Em recente relatório divulgado no início de Abril, analisando o intercâmbio comercial com 55 países, o governo norte-americano, afigurado pelo Representante de Comércio da Casa Branca (USTR), reprovou com inédita veemência o combate aos crimes de falsificação e de contrafação (vulgarmente conhecidos como pirataria) no Brasil, em virtude dos inúmeros prejuízos causados por essa prática ilícita às indústrias norte-americanas de desenvolvimento de software, dentre outras. Robert B. Zoellick, Represente Comercial dos Estados Unidos, vale-se de dados fornecidos pela IIPA (International Intellectual Property Alliance), de acordo com os quais o Brasil seria o segundo maior mercado mundial de produtos pirateados. Desta feita, alegando respaldo no dispositivo Super 301, seção da lei comercial dos EUA que permite punição a práticas desleais no comércio internacional, o governo norte-americano ameaça impor sanções mais severas ao Brasil, já incluído em sua lista de observação (“Watch List”), caso medidas de maior rigor não sejam implementadas no combate à pirataria.

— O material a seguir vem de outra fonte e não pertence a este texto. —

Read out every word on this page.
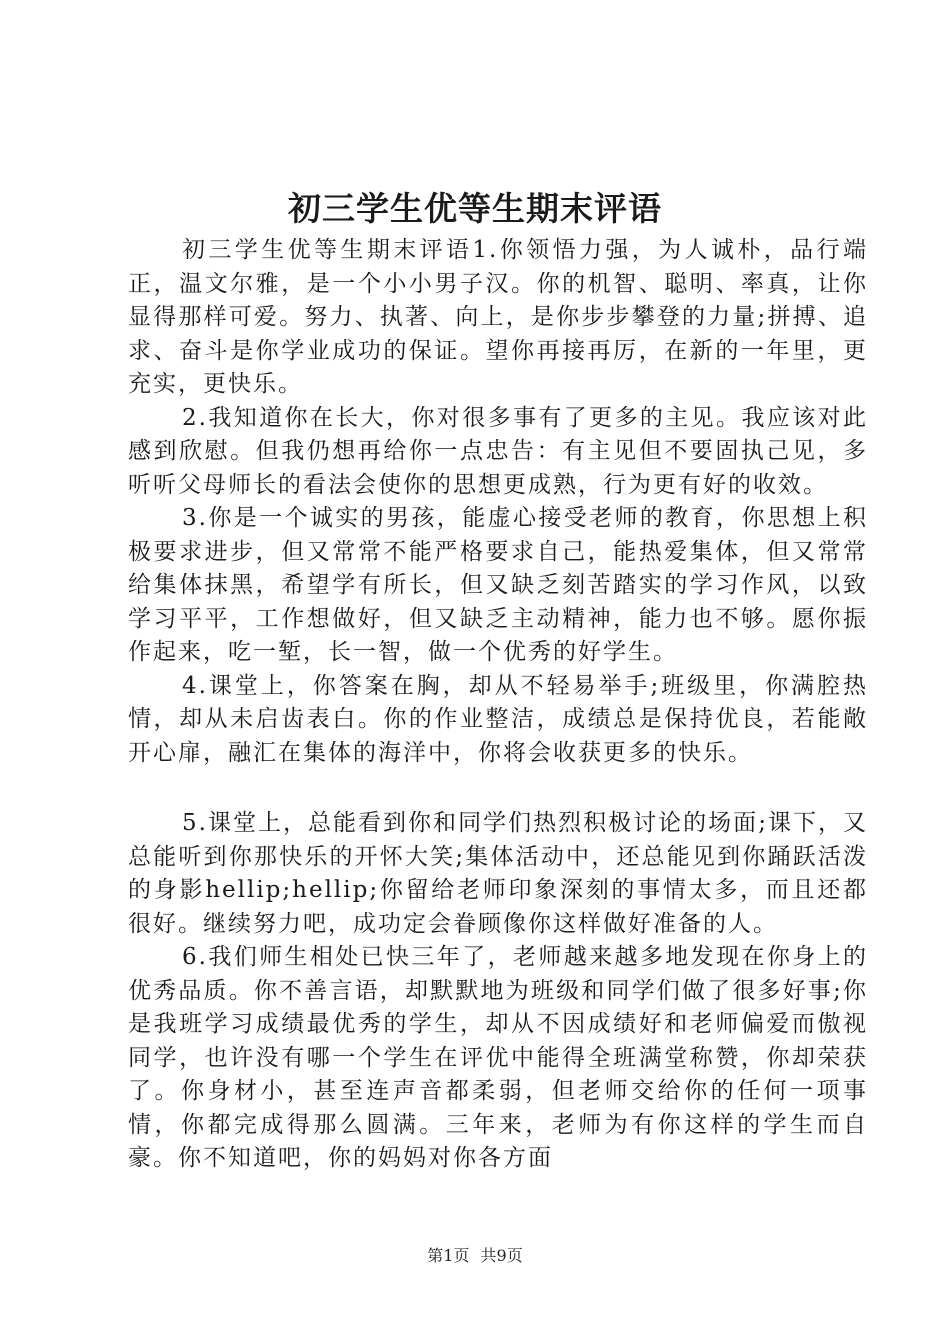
初三学生优等生期末评语

初三学生优等生期末评语1.你领悟力强，为人诚朴，品行端正，温文尔雅，是一个小小男子汉。你的机智、聪明、率真，让你显得那样可爱。努力、执著、向上，是你步步攀登的力量;拼搏、追求、奋斗是你学业成功的保证。望你再接再厉，在新的一年里，更充实，更快乐。

2.我知道你在长大，你对很多事有了更多的主见。我应该对此感到欣慰。但我仍想再给你一点忠告：有主见但不要固执己见，多听听父母师长的看法会使你的思想更成熟，行为更有好的收效。

3.你是一个诚实的男孩，能虚心接受老师的教育，你思想上积极要求进步，但又常常不能严格要求自己，能热爱集体，但又常常给集体抹黑，希望学有所长，但又缺乏刻苦踏实的学习作风，以致学习平平，工作想做好，但又缺乏主动精神，能力也不够。愿你振作起来，吃一堑，长一智，做一个优秀的好学生。

4.课堂上，你答案在胸，却从不轻易举手;班级里，你满腔热情，却从未启齿表白。你的作业整洁，成绩总是保持优良，若能敞开心扉，融汇在集体的海洋中，你将会收获更多的快乐。

5.课堂上，总能看到你和同学们热烈积极讨论的场面;课下，又总能听到你那快乐的开怀大笑;集体活动中，还总能见到你踊跃活泼的身影hellip;hellip;你留给老师印象深刻的事情太多，而且还都很好。继续努力吧，成功定会眷顾像你这样做好准备的人。

6.我们师生相处已快三年了，老师越来越多地发现在你身上的优秀品质。你不善言语，却默默地为班级和同学们做了很多好事;你是我班学习成绩最优秀的学生，却从不因成绩好和老师偏爱而傲视同学，也许没有哪一个学生在评优中能得全班满堂称赞，你却荣获了。你身材小，甚至连声音都柔弱，但老师交给你的任何一项事情，你都完成得那么圆满。三年来，老师为有你这样的学生而自豪。你不知道吧，你的妈妈对你各方面

第1页 共9页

Imediatamente o Brasil respondeu, por meio de qualificados oficiais públicos, afirmando não aceitar as críticas norte-americanas, vez que as mesmas, dizem, fundam-se em índices de pirataria questionáveis. Adicionalmente, alegam os técnicos brasileiros, os Estados Unidos deveriam focar seu combate à pirataria nos países em que ela é produzida, e não naqueles que apenas a consomem.
Neste contexto de acusações mútuas, a receita federal, a polícia federal, e outros agentes do poder público, com desenvoltura jamais vista, fizeram destruição histórica de 680 milhões de toneladas de produtos falsificados no Porto de Santos. Na ocasião, o secretário da receita federal brasileira, Everardo Maciel, disse não conhecer qualquer operação desse nível no mundo, e que “o combate a esses produtos piratas deve começar onde eles são produzidos”. Ademais, numa demonstração de histeria injustificada, o secretário Brasileiro afirmou que a ação foi “uma resposta efetiva” ao comentário dos Estados Unidos, e que “mostramos como se faz, não simplesmente ficamos nos queixando”.

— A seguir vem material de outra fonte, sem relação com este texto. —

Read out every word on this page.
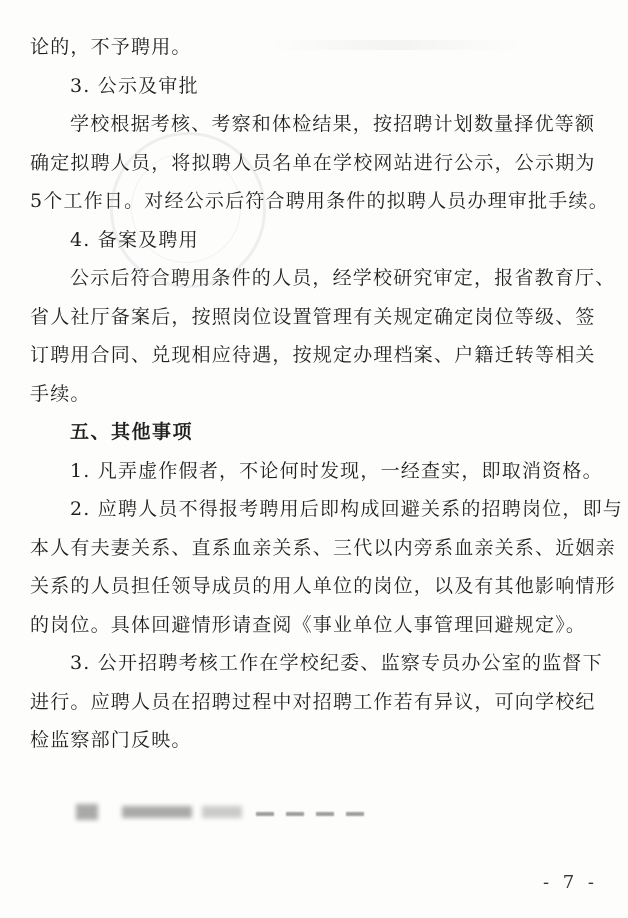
论的，不予聘用。
3. 公示及审批
学校根据考核、考察和体检结果，按招聘计划数量择优等额
确定拟聘人员，将拟聘人员名单在学校网站进行公示，公示期为
5个工作日。对经公示后符合聘用条件的拟聘人员办理审批手续。
4. 备案及聘用
公示后符合聘用条件的人员，经学校研究审定，报省教育厅、
省人社厅备案后，按照岗位设置管理有关规定确定岗位等级、签
订聘用合同、兑现相应待遇，按规定办理档案、户籍迁转等相关
手续。
五、其他事项
1. 凡弄虚作假者，不论何时发现，一经查实，即取消资格。
2. 应聘人员不得报考聘用后即构成回避关系的招聘岗位，即与
本人有夫妻关系、直系血亲关系、三代以内旁系血亲关系、近姻亲
关系的人员担任领导成员的用人单位的岗位，以及有其他影响情形
的岗位。具体回避情形请查阅《事业单位人事管理回避规定》。
3. 公开招聘考核工作在学校纪委、监察专员办公室的监督下
进行。应聘人员在招聘过程中对招聘工作若有异议，可向学校纪
检监察部门反映。
- 7 -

Os comentários do secretário da receita brasileira em defesa do país claramente demonstram a maneira como o poder público brasileiro visualiza a prática da pirataria. Para o governo nacional, a pirataria ainda é um mal que ataca prioritariamente os detentores de marcas e de direitos autorais, que vêem seus lucros sangrarem em virtude da perda de mercado para os piratas. Inadvertidamente, os governantes nacionais ignoram o fato de que a pirataria gera perda de arrecadação tributária e de empregos no Brasil. Ademais, ao se defenderem dos frios, conclusivos e detalhados relatórios norte-americanos que demonstram ter o Brasil grande tolerância com a pirataria, o que faz com que seja o país um dos maiores consumidores de produtos falsificados do mundo, o poder público não questiona o fato, mas usa o tema para se auto-afirmar em ações de marketing político. Finalmente, ao dizerem que os índices de pirataria alegados no amplo relatório da IIPA são questionáveis, os críticos nacionais, na ausência de argumentos técnicos, deixam de discutir o problema para atacar aquele que o estuda.
Qual diferença faz se o índice de pirataria de software de entretenimento é de 98% ou 87%? Basta andar pelo centro das grandes metrópoles nacionais para verificar que a pirataria de software, música, filme, vestuário, calçados, cigarros, e outros produtos pode ser facilmente encontrada. Nestas situações, devemos todos perguntar: “Onde está o Secretário da Receita Federal?”, ou “Onde está o Ministério Público?”, ou ainda, “Onde está a Prefeitura e o Estado?”. Os crimes de pirataria estão em todos os lugares, desmoralizando nitidamente o poder público, que não consegue reprimi-lo. Adicionalmente, a pirataria ainda zomba de toda a sociedade, uma vez que ao invés de parcela desta consumir produtos verdadeiros, que empregariam trabalhadores no Brasil e que gerariam riqueza para o país, preferem valer-se de produtos de qualidade enganosa, em detrimento do emprego e do desenvolvimento do Brasil. Isto tudo sem levar em consideração o fato de que a pirataria hoje gera lucros para grandes quadrilhas organizadas, que atuam em vários setores da economia, sempre de forma ilícita e lucrativa.
Há no Brasil um Comitê Interministerial de Combate à Pirataria de Direitos Autorais que está em funcionamento reprovável (reuniu-se apenas três vezes em um ano e não elaborou um só estudo sobre o tema). É preciso que os representantes do poder público nacional verifiquem o problema com a seriedade que a causa demanda e com visão de Estado. Que nossos representantes deixem de responder as críticas às externas simplesmente com discursos histéricos e provisórios e que possam permanentemente buscar soluções para este grave problema econômico e social.